At least 30 protesters were arrested during the various demonstrations. Forty more were arrested in a largescale operation throughout various neighborhoods on Wednesday and Thursday.
Dozens of Israel Police and Border Police personnel raided the neighborhoods of Isawiya, Wadi Joz, Ras al-Amud, a-Tur and Shuafat, as well as the Shuafat refugee camp and the Old City, and arrested people suspected of disrupting the public order while taking part in demonstrations.
Since Trump’s December 6 announcement, protests took place throughout the eastern part of Jerusalem. While the main demonstration was outside the Old City’s Damascus Gate last Friday, smaller protests and clashes with police took place in various other locations.

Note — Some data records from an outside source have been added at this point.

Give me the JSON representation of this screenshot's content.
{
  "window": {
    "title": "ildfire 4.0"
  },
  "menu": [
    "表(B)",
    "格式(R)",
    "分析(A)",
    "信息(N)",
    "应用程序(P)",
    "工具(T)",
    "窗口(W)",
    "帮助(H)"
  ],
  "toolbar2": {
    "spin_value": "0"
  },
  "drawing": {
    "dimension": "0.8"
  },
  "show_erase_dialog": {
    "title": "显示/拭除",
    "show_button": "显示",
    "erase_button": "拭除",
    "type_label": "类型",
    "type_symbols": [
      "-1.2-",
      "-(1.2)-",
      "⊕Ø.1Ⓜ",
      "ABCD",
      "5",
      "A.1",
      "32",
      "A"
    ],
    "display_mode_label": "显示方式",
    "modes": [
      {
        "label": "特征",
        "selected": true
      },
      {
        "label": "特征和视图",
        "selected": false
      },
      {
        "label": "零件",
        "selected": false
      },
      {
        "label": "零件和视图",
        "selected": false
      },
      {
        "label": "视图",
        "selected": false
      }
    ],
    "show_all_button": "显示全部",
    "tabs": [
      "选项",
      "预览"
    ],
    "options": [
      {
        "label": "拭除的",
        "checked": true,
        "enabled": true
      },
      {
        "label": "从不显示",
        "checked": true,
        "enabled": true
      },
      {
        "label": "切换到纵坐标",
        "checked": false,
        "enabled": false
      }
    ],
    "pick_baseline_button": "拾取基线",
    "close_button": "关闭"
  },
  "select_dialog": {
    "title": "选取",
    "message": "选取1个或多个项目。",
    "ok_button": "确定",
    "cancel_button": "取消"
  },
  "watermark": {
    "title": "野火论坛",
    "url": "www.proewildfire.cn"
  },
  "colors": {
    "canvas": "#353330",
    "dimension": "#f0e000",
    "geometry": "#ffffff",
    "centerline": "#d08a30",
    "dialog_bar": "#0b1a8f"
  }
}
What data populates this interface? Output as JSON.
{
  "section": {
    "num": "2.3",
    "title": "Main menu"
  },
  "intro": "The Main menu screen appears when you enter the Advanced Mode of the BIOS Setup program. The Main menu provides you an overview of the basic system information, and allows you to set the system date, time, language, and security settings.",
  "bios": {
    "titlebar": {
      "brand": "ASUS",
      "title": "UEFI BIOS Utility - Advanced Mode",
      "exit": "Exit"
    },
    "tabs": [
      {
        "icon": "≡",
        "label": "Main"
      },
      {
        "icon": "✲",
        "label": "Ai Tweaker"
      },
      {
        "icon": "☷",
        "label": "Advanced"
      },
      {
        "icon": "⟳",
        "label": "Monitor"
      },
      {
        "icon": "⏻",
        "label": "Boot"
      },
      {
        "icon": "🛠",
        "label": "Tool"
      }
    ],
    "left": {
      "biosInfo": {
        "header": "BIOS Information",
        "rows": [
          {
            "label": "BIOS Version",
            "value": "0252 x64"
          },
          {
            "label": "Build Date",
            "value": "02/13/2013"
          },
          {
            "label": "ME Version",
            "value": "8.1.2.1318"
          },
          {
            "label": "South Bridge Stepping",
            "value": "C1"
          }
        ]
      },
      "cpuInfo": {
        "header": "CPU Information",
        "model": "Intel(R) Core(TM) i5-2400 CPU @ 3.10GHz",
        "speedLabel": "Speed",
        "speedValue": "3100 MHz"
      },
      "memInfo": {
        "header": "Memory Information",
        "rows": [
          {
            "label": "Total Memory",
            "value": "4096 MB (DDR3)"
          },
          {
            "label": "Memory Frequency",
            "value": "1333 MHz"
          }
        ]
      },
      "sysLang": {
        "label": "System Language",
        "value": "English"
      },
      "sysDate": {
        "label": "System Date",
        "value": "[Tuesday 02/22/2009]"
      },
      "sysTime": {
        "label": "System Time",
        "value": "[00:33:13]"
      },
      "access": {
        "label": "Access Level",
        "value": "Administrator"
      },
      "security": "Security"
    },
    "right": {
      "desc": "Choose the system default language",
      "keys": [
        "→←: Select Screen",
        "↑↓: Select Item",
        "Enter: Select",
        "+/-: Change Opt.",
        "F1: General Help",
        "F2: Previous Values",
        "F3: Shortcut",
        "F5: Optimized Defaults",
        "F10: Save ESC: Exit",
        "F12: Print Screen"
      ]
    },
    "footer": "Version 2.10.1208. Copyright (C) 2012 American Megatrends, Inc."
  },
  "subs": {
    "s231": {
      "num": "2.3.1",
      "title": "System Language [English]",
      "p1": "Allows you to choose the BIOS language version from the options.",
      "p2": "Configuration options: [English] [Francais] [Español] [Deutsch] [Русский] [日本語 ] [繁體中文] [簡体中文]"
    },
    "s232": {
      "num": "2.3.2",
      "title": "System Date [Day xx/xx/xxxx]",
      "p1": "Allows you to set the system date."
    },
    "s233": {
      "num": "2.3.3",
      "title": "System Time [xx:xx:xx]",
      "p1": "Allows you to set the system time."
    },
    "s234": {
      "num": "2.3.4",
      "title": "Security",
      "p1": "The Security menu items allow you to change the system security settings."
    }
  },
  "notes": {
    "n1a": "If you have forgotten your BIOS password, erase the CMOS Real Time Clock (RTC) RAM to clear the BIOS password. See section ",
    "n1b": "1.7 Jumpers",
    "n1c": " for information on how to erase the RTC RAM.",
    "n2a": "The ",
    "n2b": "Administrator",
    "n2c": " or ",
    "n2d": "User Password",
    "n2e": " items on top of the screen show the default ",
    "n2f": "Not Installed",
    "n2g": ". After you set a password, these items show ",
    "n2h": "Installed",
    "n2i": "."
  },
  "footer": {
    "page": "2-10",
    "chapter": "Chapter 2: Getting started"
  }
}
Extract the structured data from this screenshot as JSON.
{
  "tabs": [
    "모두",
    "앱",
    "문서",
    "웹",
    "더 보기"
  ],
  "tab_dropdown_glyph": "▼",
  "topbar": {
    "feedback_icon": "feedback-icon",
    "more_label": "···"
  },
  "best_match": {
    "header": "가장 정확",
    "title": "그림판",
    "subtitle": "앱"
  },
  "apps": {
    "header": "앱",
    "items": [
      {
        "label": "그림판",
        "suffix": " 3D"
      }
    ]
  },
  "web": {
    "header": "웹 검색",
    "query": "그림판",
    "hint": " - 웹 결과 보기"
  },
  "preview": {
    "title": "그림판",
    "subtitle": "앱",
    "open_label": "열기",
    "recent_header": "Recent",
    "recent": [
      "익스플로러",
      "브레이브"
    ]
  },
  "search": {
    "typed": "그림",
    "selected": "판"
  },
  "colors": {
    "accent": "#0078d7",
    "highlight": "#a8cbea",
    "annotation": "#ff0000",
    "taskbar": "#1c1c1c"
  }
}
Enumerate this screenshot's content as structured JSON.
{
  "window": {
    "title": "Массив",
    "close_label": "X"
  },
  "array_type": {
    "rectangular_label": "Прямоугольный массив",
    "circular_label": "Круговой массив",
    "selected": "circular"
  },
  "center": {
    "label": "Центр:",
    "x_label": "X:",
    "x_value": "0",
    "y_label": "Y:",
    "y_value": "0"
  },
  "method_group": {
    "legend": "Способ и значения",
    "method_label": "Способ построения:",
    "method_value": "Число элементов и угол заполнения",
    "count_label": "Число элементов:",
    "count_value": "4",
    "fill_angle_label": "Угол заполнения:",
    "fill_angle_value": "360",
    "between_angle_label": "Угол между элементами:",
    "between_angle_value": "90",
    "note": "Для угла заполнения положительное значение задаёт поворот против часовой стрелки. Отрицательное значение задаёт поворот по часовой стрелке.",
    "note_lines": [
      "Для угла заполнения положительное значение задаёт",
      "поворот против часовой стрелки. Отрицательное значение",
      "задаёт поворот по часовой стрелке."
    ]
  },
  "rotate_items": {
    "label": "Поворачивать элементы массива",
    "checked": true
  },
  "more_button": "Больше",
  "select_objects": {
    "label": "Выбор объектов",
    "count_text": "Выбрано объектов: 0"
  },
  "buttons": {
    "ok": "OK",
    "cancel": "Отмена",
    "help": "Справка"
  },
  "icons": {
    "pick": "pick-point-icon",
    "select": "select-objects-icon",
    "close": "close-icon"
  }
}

On Thursday, dozens of protesters clashed with police at Damascus Gate. The rioters threw bottles and rocks at police officers, and also physically assaulted them. Six suspects were arrested.
Over the course of the week, several policemen were wounded and needed medical attention.
Police said they would “act firmly and relentlessly against any person who will take part in disruption of the public order while trying to fan the flames, incite and harm the police forces and citizens.”
Additional protests are planned for Friday, following the Muslim afternoon prayers on the Temple Mount.